In this protected natural area of Chile, the flames have been damaging the Rapa Nui National Park, which houses the figures, since the beginning of the week.
A landscape that gives chills to constitute a cultural drama. From the first photographs received, the observation seems clear. Largely blackened and damaged, the famous statues on Easter Island, off the coast of Chile, have borne the brunt of the fire that has been raging since the start of the week. According to local authorities, the flames have damaged more than 100 hectares, including part of the Rapa Nui National Park, a UNESCO World Heritage Site, which is home to the “Moaï” in particular.
Currently, the shortage of volunteers to fight the flames makes it impossible to control the fire, which began near the majestic Rano Raraku volcano, before spreading to the archaeological site. According to estimates, in this sector there are several hundred moai, sometimes erect, sometimes lying down. What to fear the worst. The famous giant heads of Easter Island, carved from volcanic rock, are an important legacy, left behind centuries ago by a vanished civilization.

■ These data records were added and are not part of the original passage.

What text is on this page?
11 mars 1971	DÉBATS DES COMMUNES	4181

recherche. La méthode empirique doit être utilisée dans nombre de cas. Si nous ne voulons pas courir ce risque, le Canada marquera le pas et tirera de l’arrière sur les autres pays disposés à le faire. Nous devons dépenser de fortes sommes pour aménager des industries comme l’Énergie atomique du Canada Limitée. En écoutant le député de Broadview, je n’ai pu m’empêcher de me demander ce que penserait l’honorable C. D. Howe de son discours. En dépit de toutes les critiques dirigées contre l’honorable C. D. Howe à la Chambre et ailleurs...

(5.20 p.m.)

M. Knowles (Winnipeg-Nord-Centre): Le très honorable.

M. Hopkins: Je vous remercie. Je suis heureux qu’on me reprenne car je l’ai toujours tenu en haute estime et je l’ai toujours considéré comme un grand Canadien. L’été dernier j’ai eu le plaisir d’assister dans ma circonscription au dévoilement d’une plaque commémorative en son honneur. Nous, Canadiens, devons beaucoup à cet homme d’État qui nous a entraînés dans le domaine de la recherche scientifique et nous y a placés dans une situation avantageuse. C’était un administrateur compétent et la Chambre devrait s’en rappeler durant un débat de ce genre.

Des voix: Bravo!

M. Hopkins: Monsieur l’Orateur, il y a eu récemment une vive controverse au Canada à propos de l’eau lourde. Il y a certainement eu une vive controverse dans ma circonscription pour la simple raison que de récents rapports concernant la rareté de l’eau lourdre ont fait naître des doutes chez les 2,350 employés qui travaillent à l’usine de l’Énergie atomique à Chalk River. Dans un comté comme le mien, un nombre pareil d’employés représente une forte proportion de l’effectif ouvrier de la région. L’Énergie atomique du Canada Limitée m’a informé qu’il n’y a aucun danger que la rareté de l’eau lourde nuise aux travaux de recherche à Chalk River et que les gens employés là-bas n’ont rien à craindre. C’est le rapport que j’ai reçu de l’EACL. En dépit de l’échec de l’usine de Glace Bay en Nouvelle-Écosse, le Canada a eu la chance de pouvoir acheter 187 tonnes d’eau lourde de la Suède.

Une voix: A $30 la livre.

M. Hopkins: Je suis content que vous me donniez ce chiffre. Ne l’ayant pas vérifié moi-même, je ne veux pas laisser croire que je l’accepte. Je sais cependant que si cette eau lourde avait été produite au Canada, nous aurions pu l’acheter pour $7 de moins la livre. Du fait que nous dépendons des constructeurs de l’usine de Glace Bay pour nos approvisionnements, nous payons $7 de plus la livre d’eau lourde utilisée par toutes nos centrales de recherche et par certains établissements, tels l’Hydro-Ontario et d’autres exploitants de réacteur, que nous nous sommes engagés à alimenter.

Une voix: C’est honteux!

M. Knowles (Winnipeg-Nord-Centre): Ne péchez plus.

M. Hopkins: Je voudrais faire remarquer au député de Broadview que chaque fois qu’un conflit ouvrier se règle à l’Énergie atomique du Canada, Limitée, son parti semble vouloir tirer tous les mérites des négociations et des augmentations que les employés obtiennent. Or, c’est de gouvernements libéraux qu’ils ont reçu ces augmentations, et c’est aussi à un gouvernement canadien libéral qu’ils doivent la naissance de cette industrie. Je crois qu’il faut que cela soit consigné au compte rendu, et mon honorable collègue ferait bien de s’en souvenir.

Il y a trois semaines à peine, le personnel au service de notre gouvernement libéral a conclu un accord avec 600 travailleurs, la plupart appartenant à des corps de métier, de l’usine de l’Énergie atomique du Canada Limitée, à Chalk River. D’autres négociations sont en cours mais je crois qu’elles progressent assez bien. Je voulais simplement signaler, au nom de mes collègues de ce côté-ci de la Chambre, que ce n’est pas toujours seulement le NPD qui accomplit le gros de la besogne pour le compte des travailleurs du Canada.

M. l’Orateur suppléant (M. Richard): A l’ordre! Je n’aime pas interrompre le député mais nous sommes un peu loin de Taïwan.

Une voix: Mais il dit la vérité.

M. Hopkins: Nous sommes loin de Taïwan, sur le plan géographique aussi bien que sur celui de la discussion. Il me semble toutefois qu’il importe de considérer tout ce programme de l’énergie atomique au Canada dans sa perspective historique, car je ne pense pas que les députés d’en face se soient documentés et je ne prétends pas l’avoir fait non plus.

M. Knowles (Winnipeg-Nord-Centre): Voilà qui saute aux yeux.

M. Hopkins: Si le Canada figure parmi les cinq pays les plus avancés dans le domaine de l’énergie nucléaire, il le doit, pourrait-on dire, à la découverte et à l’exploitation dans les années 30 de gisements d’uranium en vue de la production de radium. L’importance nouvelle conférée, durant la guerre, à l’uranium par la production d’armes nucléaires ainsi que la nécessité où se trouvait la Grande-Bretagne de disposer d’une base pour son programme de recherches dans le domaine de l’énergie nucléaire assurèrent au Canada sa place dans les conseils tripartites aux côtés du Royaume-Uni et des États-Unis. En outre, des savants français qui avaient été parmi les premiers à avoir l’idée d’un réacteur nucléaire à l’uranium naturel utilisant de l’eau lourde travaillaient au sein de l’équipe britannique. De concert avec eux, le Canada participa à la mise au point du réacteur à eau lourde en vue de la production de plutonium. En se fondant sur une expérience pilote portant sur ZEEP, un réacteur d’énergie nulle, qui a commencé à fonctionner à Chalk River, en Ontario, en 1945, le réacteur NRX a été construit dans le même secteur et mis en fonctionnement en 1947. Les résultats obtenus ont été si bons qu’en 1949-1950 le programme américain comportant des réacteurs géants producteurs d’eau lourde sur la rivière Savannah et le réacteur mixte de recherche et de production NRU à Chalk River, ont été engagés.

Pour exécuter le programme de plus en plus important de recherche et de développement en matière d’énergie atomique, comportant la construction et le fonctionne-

Alarm call from local authorities
Ariki Tepano, director of the Ma’u Henua community, in charge of the administration and maintenance of the park, expressed his dismay in a press release released on October 6. For him, the damage caused is “irreparable” and has “consequences that go far beyond what [nos] the eyes can see. The moai are completely burned and you can see the effect of the fire on them». For her part, Juliette Hotus, presidential delegate, expressed her concern about the destruction of this “tangible heritage”. Local authorities plan an extraordinary meeting to try to control the fire.

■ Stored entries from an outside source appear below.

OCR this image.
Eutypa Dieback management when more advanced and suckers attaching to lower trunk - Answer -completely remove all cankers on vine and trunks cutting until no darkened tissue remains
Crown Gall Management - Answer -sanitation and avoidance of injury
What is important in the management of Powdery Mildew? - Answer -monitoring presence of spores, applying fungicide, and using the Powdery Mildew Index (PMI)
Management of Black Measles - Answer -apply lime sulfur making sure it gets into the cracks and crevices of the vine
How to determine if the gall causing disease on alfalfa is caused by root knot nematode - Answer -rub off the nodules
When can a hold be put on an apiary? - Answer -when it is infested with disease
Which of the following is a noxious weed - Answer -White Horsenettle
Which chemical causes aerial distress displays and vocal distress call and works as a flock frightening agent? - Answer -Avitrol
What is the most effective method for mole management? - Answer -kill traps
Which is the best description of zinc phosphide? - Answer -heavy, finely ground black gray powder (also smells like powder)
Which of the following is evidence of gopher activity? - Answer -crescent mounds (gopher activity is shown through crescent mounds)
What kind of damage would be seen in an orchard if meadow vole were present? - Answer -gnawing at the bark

For his part, the mayor of Easter Island, Pedro Edmunds Paoa, interviewed by the local station Pauta, considered that the fire was not “not an accident”. And to add: “All fires in Rapa Nui are caused by human beings”. For now, the number of damaged statues has not yet been revealed. Easter Island attracts 116,000 annual visitors from around the world to see its famous Moai. Closed during the Covid crisis, it had just reopened its doors to tourists. This fire is therefore a new blow, while the statues were already threatened by global warming.